Research that ‘chugs’ along
Mummichogs, referred to affectionately as chugs, are the darlings of physiologists, developmental biologists, geneticists, toxicologists and many other “-ologists.” They’re shipped in a box, easily kept in the lab, and are ridiculously tolerant of extreme environments.
My doctoral research focuses on how these plucky fish cope with low oxygen conditions, and investigates whether they use different strategies to deal with unusual patterns of low oxygen, like daily cycles of low oxygen in an estuary.
For some research programs, especially those using complex techniques like the CRISPR-cas9 system for gene editing, the list of potential subjects is more limited. Innovative tools are extremely powerful, but are usually tested in only a few “usual suspects” like E. coli or fruit flies.

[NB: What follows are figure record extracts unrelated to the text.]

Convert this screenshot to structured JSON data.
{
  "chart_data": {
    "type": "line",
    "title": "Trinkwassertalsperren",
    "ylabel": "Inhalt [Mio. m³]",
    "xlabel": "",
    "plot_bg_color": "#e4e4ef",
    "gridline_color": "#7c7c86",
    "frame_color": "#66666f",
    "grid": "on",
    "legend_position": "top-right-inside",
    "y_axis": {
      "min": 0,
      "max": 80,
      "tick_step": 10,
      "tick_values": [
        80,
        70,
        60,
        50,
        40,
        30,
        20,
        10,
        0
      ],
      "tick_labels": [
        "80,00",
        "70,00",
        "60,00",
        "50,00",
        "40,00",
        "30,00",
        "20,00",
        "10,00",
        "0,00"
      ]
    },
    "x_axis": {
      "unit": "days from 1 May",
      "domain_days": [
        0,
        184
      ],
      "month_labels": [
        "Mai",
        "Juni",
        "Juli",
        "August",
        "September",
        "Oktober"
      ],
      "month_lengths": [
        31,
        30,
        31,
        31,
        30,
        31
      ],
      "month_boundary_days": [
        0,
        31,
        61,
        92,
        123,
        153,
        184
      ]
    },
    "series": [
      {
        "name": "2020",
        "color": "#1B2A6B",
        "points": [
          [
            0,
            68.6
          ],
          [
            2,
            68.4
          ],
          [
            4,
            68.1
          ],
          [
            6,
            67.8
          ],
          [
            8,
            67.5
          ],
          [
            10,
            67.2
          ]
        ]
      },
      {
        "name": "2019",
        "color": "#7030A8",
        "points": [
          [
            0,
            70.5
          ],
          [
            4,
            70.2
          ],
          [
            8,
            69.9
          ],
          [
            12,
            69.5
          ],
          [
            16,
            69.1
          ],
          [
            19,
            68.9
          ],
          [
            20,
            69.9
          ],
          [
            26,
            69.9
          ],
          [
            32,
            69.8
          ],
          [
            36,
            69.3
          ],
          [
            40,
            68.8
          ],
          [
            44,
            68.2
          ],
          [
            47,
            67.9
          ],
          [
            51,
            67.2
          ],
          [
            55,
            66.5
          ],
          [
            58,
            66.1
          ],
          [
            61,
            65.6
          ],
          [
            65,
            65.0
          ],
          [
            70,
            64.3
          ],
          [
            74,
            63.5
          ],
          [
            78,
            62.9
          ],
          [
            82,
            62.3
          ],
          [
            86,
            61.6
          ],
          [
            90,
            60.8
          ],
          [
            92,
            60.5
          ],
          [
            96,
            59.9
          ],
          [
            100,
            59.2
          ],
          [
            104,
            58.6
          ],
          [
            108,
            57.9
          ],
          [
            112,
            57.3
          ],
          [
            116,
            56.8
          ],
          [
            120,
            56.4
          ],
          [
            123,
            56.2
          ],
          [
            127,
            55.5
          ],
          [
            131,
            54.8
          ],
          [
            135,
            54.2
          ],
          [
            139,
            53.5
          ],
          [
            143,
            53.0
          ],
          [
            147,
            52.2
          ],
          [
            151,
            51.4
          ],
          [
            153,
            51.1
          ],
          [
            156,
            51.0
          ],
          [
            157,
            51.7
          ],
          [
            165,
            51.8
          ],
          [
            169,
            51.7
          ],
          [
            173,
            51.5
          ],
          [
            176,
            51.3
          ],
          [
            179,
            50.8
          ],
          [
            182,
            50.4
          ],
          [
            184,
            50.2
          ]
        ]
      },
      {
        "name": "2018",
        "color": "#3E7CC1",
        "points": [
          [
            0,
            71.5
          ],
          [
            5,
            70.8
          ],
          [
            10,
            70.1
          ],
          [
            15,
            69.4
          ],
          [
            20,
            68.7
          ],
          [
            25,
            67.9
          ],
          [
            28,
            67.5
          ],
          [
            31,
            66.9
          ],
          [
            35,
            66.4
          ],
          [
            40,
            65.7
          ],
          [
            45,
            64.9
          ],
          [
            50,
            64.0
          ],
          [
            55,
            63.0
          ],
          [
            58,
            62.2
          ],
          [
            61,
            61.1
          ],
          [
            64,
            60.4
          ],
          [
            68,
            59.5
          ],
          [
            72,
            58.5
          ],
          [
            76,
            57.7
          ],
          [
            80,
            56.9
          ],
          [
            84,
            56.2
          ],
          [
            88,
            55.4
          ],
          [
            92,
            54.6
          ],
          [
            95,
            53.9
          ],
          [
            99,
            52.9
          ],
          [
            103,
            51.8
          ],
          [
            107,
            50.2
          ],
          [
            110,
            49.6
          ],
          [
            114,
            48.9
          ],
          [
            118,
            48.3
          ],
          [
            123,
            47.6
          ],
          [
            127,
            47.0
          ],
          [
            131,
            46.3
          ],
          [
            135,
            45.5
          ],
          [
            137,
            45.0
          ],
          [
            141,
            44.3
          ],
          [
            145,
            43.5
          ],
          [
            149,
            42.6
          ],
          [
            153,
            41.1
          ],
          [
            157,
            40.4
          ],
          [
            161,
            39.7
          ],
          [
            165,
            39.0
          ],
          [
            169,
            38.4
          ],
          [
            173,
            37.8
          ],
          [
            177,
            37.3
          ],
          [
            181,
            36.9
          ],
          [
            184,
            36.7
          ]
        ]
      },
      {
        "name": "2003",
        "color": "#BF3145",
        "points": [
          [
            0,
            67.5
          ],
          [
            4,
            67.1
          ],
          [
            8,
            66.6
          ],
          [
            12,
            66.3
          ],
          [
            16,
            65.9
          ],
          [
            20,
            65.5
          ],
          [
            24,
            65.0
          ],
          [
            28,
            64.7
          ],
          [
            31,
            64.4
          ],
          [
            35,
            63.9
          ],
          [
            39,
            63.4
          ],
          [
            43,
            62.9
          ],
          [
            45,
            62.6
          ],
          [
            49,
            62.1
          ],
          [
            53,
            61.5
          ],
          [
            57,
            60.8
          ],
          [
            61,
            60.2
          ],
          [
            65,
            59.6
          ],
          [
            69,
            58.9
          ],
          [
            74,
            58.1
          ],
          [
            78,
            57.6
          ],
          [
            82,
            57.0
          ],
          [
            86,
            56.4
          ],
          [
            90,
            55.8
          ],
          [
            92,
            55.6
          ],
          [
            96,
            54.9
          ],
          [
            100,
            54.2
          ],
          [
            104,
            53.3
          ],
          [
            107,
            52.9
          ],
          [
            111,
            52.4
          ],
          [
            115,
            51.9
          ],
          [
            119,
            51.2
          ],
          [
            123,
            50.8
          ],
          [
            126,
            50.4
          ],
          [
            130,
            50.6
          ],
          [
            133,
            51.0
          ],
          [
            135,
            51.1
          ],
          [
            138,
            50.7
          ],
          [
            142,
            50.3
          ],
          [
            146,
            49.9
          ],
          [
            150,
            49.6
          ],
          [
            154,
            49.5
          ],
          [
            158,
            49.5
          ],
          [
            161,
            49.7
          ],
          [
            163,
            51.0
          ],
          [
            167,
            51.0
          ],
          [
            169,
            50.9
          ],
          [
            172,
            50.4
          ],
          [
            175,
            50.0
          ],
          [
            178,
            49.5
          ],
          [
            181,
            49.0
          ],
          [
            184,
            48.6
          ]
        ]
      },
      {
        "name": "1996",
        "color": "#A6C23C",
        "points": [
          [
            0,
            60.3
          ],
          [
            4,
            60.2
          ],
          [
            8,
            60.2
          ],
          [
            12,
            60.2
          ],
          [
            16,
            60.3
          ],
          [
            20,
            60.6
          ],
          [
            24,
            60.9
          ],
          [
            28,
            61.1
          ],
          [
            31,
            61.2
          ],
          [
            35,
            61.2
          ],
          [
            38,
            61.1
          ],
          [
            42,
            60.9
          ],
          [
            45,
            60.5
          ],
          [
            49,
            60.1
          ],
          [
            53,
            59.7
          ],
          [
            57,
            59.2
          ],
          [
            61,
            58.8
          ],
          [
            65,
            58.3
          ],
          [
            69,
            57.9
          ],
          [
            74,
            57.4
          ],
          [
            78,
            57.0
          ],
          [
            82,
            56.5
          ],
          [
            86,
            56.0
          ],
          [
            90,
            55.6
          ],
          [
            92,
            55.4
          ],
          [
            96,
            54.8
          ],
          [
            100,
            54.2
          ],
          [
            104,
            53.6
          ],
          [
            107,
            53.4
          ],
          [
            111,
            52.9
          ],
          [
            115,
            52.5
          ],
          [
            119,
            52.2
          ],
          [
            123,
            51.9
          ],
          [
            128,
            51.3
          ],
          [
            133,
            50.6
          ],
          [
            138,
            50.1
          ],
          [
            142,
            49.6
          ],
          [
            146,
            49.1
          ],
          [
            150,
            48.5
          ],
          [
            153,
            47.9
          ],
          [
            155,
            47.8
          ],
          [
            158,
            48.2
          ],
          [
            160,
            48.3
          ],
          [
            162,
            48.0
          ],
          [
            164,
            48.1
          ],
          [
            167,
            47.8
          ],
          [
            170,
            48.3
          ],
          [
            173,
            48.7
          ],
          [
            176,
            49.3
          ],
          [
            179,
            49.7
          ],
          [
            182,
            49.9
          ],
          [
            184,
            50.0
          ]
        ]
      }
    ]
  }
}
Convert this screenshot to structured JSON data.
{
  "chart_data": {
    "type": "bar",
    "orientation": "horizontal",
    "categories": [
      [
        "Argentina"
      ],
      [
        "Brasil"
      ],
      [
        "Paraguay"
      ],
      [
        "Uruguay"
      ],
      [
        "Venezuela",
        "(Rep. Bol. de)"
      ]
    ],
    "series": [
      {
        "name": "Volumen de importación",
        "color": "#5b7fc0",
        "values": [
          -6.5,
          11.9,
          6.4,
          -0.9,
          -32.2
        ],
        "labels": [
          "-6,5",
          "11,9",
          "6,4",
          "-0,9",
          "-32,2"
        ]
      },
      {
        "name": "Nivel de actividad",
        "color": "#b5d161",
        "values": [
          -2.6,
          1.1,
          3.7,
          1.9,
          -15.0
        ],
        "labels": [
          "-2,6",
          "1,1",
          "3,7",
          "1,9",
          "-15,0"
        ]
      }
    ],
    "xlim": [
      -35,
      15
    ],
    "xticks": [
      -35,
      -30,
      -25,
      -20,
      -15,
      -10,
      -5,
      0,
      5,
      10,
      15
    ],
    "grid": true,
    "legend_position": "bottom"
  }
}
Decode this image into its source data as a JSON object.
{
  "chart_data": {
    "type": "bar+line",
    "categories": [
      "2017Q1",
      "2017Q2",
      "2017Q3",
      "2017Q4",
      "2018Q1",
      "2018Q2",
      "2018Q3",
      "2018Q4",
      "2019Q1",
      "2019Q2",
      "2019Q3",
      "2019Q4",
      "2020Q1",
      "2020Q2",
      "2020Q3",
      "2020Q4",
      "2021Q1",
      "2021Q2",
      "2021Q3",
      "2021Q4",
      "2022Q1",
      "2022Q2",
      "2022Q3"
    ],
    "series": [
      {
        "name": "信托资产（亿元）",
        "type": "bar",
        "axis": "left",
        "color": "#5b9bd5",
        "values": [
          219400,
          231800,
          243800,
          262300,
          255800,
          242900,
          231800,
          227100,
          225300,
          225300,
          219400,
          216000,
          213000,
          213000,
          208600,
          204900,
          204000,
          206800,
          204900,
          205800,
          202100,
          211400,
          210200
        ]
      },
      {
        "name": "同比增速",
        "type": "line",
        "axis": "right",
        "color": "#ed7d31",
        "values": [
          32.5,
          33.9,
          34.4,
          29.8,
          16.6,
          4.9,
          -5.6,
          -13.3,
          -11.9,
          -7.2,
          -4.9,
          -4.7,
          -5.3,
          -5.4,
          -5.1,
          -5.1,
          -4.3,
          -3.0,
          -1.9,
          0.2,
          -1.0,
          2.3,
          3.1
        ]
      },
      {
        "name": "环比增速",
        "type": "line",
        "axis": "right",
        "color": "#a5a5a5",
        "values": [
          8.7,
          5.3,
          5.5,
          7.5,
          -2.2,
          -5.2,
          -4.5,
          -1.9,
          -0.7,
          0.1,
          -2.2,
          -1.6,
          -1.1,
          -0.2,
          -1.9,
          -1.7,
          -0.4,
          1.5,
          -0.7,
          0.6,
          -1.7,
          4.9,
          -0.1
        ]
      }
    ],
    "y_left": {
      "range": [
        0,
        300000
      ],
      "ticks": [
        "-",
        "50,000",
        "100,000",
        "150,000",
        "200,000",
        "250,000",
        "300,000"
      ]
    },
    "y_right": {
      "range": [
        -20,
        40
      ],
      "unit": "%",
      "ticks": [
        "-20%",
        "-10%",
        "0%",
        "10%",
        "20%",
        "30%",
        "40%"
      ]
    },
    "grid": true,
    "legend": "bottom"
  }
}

Since every animal has its own quirks and different DNA sequences for their genes, new techniques often don’t work in non-model organisms, and solving these peculiarities takes exhaustive troubleshooting. Technique validation in non-model organisms is arduous, and many research groups lack the time, funding, or interest to do it.
Selecting the ideal model
Ideally, researchers choose a model based upon its scientific merits and implications. We want to pick the best possible organism to answer the questions that interest us. Unfortunately, tight budgets, ageing facilities and other practical problems put a damper on this notion. Some animals, like endangered species or large animals, are impossible to get on permits or keep in captivity, or take too much effort to maintain. (Imagine having to clean up after an elephant every day!)
Even mice can need intensive animal care. For example, germ free mice are raised without any gut bacteria, and are housed in sterile conditions to avoid contamination. Having just wrapped up experiments on a tricky model (walleye, which will eat each other if not fed a ridiculously large amount of food), and knowing people who deal with snapping turtles, naked mole rats and alligators, I’m lucky that my main breadwinner is the sweet, gutsy and agreeable mummichog.
An especially shrewd researcher can try to select a model that pays extra dividends. Perhaps they’ll choose model that will get them extra attention: a study on something cute or famous can draw media coverage, citations, invited talks and sometimes funding. The nature of the science news cycle can lead to excellent studies on mummichogs flying under the radar because someone just came out with an interesting paper about giraffes or whales.
After accounting for all the practical considerations of working with animals, most researchers settle on a model somewhere between “excellent,” “good enough” and “not wrong” for answering the research questions that interest them.
Science is a complicated and convoluted process, and that complexity magnifies when you have to work with a living, breathing thing.